Anti-Slavery International (ASI) identifies the main barriers to the eradication of slavery as “strict hierarchical social structures and caste systems; poverty; discrimination against women and girls; and lack of respect for children’s rights and development needs.”
Many millions more may not be so clearly enslaved, but they are also caught in poverty’s endless cycle, scrabbling to make a living as day laborers or scavengers. Often, parents are forced to make their children work too, to try to make ends meet. But keeping them out of school just ensures another generation remains on the bottom rung of the ladder.
The number of out-of-school children in South Asia constitutes “a formidable challenge,” says the ILO. It estimates more than 25 million boys and girls aged 7 to 14 do not attend school in Pakistan, Bangladesh and India alone.
Lack of opportunities for fair and meaningful work is not just about financial well-being, of course.
“Far from economic inequality being seen as purely a ‘labor rights’ issue, the world is realizing that economic and social inequalities are intrinsically linked to human rights,” says U.K.-based ASI. “Inequality is one of the biggest human rights issues of our time.”

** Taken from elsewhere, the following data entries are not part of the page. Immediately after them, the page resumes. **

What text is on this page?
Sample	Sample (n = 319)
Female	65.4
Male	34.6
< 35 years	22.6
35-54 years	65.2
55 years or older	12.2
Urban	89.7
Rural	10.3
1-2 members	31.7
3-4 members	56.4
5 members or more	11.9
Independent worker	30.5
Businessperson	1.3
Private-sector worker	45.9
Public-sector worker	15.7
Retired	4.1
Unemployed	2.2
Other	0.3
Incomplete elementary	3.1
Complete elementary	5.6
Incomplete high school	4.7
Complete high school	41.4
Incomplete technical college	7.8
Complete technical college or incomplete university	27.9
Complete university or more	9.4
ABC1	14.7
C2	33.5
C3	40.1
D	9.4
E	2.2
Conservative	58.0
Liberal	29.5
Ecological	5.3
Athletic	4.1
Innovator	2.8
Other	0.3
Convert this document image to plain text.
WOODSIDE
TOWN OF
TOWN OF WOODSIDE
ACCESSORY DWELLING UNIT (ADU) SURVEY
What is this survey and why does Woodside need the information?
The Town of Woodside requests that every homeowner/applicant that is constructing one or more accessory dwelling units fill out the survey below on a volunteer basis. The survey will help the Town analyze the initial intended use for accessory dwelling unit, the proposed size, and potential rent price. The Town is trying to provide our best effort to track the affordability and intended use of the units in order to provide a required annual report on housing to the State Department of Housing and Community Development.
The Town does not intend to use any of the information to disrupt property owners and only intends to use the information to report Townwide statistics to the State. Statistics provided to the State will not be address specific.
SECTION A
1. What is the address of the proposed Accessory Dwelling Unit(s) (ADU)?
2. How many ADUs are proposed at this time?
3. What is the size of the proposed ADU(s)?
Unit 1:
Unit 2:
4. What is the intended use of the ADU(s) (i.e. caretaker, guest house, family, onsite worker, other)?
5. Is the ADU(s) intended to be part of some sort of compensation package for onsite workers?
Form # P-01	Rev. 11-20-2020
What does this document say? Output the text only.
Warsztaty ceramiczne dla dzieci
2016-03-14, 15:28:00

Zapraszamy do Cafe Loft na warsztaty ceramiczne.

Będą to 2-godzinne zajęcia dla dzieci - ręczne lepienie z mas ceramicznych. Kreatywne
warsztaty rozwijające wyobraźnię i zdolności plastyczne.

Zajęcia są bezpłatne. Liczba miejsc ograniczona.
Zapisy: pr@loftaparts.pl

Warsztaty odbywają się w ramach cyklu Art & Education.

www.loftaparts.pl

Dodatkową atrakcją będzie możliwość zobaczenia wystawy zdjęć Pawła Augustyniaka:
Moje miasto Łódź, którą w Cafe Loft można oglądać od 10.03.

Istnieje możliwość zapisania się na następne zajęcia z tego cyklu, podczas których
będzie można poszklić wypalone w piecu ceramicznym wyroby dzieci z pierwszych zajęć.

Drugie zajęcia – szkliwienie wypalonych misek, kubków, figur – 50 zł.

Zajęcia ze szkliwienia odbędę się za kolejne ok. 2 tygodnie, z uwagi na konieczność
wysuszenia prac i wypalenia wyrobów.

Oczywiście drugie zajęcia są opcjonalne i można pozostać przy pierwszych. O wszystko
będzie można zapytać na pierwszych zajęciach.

Very practically, poor working conditions and poor pay mean poor health. According to the World Health Organization (WHO), “Nearly 9 million children under the age of five die every year, according to 2007 figures.” Of those children, one-in-three deaths are linked to malnutrition.
In some impoverished communities in Asia, more than half of the children have a body mass index below 18.5, writes Satya Sagar for the Canada-based Centre for Research in Globalization (CRG), “which is regarded as chronic sub-nutrition-placing them by World Health Organization standards in a permanent state of famine.”